Alberto se puso el bañador y salió a la playa. Era un día de principios de agosto. Se anunciaba un día caluroso. El sol estaba asomando por el este. Solo algunas finas nubes blancas cruzaban el cielo.
Se acercó a la orilla y miró al horizonte. Enfrente, dos velas blancas se alejaban mar adentro. A su izquierda faenaban tres barcas de pesca.
Alberto se sintió contento. Levantó la vista. Al fondo, hacia el oeste, sobre la colina, rodeado por una pequeña arboleda, se dibujaba el perfil del castillo de piedra. Se veía borroso, pero consiguió recrearlo con su imaginación porque lo conocía de las vacaciones del año anterior.

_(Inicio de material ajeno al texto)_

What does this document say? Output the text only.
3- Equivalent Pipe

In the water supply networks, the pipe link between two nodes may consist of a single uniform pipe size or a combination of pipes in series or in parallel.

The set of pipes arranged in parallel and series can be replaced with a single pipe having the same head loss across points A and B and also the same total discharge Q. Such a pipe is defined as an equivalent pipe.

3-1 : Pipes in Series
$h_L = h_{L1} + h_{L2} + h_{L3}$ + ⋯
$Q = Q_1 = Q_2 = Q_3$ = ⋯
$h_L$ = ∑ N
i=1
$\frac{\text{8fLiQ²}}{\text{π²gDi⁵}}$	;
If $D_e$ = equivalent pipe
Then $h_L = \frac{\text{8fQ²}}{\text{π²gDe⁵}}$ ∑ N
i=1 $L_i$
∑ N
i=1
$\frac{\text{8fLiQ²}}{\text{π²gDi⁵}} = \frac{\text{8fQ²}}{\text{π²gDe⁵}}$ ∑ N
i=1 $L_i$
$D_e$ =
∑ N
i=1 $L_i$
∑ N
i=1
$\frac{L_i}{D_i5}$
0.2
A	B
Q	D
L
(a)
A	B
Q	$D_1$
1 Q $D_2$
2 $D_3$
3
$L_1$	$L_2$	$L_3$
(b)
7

Se descalzó y echó a andar hacia allí pisando en el límite adonde llegaban las suaves olas. Después de muchos días de calor, el agua estaba tibia.
Cuando llevaba un rato, se dio cuenta de que le precedía una larguísima sombra que arrancaba de sus pies. En ocasiones se proyectaba totalmente sobre la arena y otras veces se ondulaba sobre las olas.
Aún no había nadie en la playa, pero la sombra le hacía sentirse acompañado. Tuvo la sensación de que, como ella, él también había crecido aquella noche.
Después de caminar un buen rato, llegó al pie del castillo, levantado sobre una roca que se adentraba en el mar.
Un grupo de niños, que procedían de un camping cercano, estaban jugando en el agua que lamía los pies del castillo. Se metió entre ellos y se olvidó del tiempo. Después de jugar un buen rato que él mismo no sabía calcular, decidió regresar. Echó a andar. Enseguida observó que no le precedía la sombra como antes. Se volvió y vio que la llevaba detrás. Pero quedó consternado al ver que era muy pequeñita. Se había encogido en el rato que había estado jugando en el agua.
A medida que iba avanzando, la sombra que le seguía se iba acortando todavía más. Hacia el mediodía, Alberto llegó a casa llorando.
—He perdido a mi sombra —le dijo a su madre.
Ella le consoló. Tuvo que explicarle que la sombra que proyectaba no dependía de él sino del sol y de la posición que este ocupa a cada momento en el cielo.
—La sombra no la creas tú —le explicó su madre—. Va delante de ti cuando el sol te da de espaldas y es tanto más corta cuando más alto va el sol.
Después, cuando ya cesó de llorar, le explicó que lo mismo nos ocurre a las personas: crecemos, como crecen nuestras sombras, cuando nos impulsan los que están detrás de nosotros. Por eso siempre necesitamos a otros para seguir creciendo.
Hay personas que disfrutan cuando están en compañía de otros y pueden conversar con ellos. A las personas que les gusta la comunicación humana las consideramos sociables. Esta cualidad suele ir unida a la simpatía.
«El hombre, ese ser tan débil, ha recibido de la naturaleza dos cosas que deberían hacer de él el más fuerte de los animales: la razón y la sociabilidad.»
LUCIO ANNEO SÉNECA
«Ningún hombre es una isla; cada humano es una parte del continente, una parte del todo.»